After a way too long breakfast stop, we set out for Strawberry, our last resupply before Foresthill, some 120 hard miles beyond. I am still buzzing from the endorphins of the great morning and the coffee – the riding is effortless. Jack I think took quite a beating on his hardtail this morning and falls back a bit, needing some time to recover. We reconvene in Strawberry, and have a little contest to see who can spend more money on food at the market – I drop $40, Jack beats me by $15 or so. Hope it’s enough for the next 120 miles!
A nice but steep paved climb brings us to Wrights Lake – wow, such a cool spot, a beautiful lake looking towards the backside of Desolation Wilderness. Need to remember to come back here for a weekend.
For the next couple hours, we bounce around on another 4X4 road. The glee from the morning has worn off, we are both cursing the endless boulders.
We blow past the turnoff onto the singletrack and have to go back. Where is the trail? We blindly follow the GPS track through the forest until the faintest of trails starts to appear. And damn it is good, some true backwoods exploration, with flowers everywhere, golden hour evening light, and a good long descent. Glee has returned!
We make it down to Bassi Creek just as the last light of the day fades. Our target for the night is our mosquito-infested camp from the first night, the Rubicon river. And yeah, I forgot to buy bugspray or a bug net. Gonna be a fun night! Another hour or two of relatively easy road riding brings us to the top of that 3,000 foot road descent we climbed the morning of day 2. We bundle up in every bit of clothing we have and drop down into the cool darkness. The light of the headlamp on the undulating road is hypnotizing, I am snug and warm in my down jacket, and before I knew it, I’m falling asleep on my bike! At 30mph! I slap myself and sing songs to keep myself awake, but it’s a struggle to make it down to the river. Finally, we pull into our old campsite, do the whole cliff scramble thing to get down to the river for water, and are sound asleep around midnight.

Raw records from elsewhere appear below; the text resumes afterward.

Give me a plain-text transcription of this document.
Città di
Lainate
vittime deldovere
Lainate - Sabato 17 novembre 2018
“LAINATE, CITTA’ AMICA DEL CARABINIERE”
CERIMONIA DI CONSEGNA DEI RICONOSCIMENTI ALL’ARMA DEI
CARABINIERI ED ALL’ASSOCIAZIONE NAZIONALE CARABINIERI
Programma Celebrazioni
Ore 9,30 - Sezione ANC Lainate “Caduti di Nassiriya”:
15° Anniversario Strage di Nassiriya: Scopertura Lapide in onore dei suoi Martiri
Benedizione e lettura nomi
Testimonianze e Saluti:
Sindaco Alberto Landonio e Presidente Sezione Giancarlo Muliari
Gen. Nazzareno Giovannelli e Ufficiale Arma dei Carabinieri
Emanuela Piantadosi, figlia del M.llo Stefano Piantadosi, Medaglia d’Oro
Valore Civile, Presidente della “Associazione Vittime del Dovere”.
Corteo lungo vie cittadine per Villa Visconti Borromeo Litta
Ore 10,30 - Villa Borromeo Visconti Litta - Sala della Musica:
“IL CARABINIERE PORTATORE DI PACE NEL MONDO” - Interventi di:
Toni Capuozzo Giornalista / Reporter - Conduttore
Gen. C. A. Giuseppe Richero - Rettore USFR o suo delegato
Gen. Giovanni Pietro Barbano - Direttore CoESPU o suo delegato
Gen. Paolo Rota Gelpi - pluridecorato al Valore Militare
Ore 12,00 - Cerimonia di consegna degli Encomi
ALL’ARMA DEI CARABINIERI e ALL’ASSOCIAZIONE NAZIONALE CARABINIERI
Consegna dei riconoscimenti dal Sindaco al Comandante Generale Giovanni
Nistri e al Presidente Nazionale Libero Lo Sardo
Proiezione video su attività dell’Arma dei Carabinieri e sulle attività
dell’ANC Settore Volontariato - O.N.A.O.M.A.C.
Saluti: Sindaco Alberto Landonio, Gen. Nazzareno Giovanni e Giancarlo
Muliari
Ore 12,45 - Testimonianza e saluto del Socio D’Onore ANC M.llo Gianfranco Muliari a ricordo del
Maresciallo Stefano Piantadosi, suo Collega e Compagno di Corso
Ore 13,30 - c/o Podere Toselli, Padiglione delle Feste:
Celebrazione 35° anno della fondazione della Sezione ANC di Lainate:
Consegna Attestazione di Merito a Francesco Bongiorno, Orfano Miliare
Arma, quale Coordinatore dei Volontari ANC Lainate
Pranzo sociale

I forego the sleeping bag and just curl up in my bivy, hoping to avoid the overheating of the first night and keep myself shielded from the skeeters. It works, I sleep through the night! It is hard to get moving today, the sleep deprivation hits me hard and I can’t shake off the bleariness like usual. Caffeine no longer has any effect. Jack always starts off strong in the mornings, and he shoots ahead up the road. The music in my headphones clears my head and I catch him before long.
We’ve got a good 80 miles and 15,000 feet of climbing between us and Foresthill. I’m a bit worried about my food supply, it looks like barely enough to get me there. The problem is, we might not get there till 8pm or later, and I didn’t have much faith any of the stores or restaurants would still be open, as it’s such a small town – that would leave me possibly foodless for the final stretch back to Auburn. This bit of urgency pushes our tired bodies forward, and after a brief rest at French Meadows, we set out on the last major climb of the trip – back up to Robinson Flat. We are pretty much praying for roads at this point.
And roads we receive, minus a small navigation kerfluffle trying to find some rough singletrack connector trail. We both struggle on this climb, but finally top out. Tick tock, let’s roll! A long descent awaits, time for some more Western States.
The trail peters out in that same burned forest we encountered on the first day – it is choose your own adventure type riding, my favorite! I lose Jack here but keep rolling, knowing he’ll catch back up. A brief road climb puts me back on Western States for a long, fun, traversy section, followed by a crazily steep, rocky, switchbacky, 2,000 ft bomb down to the American River. The famous footbridge there had been burned by the fires last summer, so I take my shoes off and wade across, the cool water rejuvenating my legs.